Scotland’s golf courses occupy approximately 27,000 hectares and many host nationally and internationally designated nature sites, proving golfing areas are often important for their wildlife and habitats.
All golf courses have something to offer in terms of biodiversity. There are numerous ways a club can enhance their natural habitats and contribute to wildlife conservation. Many of which incur very little or no financial cost and some can even save the club money in the long run.
“A golf course which has been sensitively designed and managed in a way which works with nature rather than against it, is normally more interesting and challenging.” “Golf is a test against the hazards that nature provided.” Colin Montgomerie.
These pages contain downloadable best practice information about the management of golf courses for the benefit of nature and biodiversity.
Scottish golf courses are renowned the world over for their scenic beauty and stunning landscapes, with many found in areas designated as National Scenic Areas, Areas of Outstanding Natural Beauty, Areas of Great Landscape Value or Designed Landscapes.

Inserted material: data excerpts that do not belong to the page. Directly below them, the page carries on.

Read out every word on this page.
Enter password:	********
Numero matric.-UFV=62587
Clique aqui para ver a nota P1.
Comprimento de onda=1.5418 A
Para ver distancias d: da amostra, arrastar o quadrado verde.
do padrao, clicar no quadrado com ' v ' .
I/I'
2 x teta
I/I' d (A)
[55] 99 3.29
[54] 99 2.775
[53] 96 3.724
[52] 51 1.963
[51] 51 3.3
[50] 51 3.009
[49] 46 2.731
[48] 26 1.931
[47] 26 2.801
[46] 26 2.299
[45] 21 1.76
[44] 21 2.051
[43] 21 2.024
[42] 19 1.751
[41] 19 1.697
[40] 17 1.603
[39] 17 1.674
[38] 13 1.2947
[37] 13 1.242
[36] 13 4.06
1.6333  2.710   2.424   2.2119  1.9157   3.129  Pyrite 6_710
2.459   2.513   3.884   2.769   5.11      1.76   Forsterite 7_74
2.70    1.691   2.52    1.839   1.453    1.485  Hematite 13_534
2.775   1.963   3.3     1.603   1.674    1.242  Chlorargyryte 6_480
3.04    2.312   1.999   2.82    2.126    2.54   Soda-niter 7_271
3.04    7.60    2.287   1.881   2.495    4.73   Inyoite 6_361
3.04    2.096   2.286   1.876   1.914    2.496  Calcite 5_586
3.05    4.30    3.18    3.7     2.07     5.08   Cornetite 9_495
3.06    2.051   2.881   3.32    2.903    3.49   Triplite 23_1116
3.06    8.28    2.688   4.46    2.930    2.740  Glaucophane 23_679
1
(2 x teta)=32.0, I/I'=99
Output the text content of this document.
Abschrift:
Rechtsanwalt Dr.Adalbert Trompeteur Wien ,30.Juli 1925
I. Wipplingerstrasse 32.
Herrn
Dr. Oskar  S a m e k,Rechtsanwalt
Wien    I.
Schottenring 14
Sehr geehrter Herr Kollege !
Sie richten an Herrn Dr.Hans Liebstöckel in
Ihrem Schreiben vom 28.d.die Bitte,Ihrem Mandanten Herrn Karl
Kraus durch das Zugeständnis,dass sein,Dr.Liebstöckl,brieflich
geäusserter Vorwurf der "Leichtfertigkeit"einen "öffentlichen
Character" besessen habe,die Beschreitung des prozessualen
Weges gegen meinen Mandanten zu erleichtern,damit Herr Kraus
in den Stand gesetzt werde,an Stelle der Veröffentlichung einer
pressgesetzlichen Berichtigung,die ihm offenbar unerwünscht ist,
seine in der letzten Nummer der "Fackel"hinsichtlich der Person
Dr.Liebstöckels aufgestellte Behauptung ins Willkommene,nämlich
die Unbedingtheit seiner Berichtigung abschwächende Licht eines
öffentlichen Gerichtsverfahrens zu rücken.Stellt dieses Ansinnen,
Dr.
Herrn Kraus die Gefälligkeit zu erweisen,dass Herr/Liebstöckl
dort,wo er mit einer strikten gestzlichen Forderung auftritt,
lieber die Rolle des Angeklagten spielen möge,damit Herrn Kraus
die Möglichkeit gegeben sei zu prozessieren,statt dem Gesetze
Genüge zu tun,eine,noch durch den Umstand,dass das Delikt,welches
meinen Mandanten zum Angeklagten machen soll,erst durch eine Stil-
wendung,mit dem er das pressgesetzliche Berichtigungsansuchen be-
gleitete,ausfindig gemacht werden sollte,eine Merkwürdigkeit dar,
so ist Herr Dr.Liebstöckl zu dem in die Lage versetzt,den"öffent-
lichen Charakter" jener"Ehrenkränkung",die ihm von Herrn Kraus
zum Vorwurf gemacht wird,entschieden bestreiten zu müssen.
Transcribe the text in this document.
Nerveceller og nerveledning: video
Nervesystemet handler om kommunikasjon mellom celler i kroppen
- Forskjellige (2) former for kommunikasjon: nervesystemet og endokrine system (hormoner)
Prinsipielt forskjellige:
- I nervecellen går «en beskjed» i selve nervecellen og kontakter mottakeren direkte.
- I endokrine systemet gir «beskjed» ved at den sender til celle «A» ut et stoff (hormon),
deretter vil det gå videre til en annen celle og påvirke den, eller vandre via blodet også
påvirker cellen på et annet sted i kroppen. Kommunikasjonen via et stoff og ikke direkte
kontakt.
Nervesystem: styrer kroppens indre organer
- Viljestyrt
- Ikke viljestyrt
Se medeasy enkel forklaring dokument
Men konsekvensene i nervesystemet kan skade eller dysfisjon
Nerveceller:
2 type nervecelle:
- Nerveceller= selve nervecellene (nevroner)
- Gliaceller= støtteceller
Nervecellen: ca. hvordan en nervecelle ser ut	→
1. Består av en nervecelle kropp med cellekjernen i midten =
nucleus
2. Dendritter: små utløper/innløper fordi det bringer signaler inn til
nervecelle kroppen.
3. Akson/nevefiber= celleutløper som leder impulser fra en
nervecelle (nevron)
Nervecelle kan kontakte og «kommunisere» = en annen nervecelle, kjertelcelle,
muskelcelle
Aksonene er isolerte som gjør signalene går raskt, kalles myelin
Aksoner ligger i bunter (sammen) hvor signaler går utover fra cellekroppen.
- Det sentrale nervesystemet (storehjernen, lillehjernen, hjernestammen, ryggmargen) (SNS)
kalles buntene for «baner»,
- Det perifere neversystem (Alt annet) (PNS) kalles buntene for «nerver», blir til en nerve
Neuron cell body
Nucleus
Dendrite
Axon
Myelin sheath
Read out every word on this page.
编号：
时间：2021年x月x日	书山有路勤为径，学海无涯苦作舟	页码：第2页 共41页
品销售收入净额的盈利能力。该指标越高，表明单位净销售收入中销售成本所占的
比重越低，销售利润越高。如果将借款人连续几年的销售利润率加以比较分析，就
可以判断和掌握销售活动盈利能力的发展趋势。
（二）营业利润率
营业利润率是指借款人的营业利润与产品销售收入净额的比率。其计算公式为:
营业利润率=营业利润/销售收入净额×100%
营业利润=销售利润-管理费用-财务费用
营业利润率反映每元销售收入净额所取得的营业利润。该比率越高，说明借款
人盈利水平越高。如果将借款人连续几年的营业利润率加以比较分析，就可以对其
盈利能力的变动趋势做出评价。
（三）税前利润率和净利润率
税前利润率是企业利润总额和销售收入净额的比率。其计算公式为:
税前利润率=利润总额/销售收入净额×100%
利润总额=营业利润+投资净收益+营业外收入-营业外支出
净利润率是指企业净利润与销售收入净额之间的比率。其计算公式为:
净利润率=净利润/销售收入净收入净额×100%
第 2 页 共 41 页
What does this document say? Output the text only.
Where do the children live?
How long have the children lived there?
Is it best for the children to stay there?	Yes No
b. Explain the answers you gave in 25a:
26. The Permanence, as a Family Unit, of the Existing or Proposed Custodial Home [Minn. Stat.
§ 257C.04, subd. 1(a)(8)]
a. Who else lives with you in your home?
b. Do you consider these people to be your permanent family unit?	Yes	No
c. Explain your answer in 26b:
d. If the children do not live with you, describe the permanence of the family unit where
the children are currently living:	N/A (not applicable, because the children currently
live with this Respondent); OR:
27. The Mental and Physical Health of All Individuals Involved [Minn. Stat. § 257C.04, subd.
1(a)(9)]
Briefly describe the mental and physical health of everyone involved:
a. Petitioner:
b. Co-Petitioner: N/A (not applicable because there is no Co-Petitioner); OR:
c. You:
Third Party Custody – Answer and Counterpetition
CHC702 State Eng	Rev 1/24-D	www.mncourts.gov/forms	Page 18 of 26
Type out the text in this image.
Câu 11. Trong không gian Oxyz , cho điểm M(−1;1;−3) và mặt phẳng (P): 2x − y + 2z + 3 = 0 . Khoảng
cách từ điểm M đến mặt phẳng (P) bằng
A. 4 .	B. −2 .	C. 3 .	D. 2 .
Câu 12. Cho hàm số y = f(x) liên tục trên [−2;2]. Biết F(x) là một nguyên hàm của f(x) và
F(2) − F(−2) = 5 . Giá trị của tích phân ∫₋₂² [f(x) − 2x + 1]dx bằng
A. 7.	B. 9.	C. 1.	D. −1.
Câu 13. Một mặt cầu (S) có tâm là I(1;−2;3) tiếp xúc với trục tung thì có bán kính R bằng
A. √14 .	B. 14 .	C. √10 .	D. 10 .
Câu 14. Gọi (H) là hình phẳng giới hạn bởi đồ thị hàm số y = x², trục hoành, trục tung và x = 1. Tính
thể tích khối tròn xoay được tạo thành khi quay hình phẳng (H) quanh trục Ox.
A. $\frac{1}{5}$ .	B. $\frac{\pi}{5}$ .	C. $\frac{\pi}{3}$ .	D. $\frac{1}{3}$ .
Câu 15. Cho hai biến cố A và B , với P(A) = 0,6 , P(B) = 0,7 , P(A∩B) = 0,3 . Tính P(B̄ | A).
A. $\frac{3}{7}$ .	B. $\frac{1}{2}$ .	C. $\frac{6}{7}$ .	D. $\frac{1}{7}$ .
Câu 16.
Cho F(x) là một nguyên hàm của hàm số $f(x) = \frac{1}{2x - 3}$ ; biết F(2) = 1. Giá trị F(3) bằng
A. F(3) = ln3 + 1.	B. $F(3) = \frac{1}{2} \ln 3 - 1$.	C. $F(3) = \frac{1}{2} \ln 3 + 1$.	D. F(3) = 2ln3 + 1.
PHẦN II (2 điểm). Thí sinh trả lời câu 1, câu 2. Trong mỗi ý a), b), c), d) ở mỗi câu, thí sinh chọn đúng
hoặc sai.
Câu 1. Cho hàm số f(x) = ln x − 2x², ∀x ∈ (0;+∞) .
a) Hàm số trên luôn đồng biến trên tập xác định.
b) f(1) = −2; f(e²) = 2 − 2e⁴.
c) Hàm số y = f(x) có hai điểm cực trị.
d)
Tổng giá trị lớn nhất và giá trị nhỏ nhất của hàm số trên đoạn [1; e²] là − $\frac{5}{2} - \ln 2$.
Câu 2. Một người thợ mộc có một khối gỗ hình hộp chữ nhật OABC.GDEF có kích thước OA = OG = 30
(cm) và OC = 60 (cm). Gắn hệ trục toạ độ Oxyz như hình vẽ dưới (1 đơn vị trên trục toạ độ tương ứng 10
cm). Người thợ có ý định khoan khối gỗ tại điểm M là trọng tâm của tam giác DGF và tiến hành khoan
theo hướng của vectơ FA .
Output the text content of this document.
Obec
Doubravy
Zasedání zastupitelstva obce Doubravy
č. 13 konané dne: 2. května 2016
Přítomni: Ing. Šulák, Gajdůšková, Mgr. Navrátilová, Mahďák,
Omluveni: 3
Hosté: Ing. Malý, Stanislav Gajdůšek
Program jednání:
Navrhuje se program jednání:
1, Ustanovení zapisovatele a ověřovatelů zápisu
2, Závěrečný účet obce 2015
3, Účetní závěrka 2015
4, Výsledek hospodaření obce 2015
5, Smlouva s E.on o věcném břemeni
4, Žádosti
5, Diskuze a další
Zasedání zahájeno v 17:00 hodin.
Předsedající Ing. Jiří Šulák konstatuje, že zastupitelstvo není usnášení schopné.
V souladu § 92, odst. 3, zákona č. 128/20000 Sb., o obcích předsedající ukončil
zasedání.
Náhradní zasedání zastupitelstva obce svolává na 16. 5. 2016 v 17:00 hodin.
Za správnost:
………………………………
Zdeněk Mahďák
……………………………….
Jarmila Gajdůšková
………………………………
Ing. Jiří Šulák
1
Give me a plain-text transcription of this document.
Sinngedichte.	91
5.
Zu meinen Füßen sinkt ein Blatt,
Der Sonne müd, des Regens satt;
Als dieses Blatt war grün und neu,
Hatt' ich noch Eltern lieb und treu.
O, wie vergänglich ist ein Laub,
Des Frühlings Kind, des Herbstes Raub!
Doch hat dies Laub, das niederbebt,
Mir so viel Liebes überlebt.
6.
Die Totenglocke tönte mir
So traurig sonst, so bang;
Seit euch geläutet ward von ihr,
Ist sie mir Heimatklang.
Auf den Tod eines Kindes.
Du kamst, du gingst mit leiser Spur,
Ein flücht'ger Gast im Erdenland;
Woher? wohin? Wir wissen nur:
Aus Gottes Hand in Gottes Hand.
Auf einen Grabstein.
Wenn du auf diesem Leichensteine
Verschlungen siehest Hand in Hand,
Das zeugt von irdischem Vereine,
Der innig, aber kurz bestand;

Golf courses interact with the aesthetic qualities of their surroundings and on the character of their local landscapes, whether they are links courses that have evolved from the original topography and vegetation, those within historic parkland estate landscapes, to the more recent golf courses with greater earth-shifting and design.
Landscape character and structure including vegetation types and cover, colours and textures, views and vistas to and from the surrounding countryside and coastlines, should all be taken into consideration in course design and management to make the most of the golf course landscape characteristics ultimately benefiting the golfing experience.
Activities clubs could undertake could include implementing planting programmes of locally occurring native species utilising locally indigenous species appropriate for the landscape context of the site and the climate while contouring cutting lines on mown areas to blend with the landscape.
Clubs should pay attention to colours, styles and textures of materials used; e.g. for buildings, site equipment, paths/roads, advertising and other signage and furniture and take measures to avoid light pollution; e.g. low level, directed lighting around car parks and outbuildings.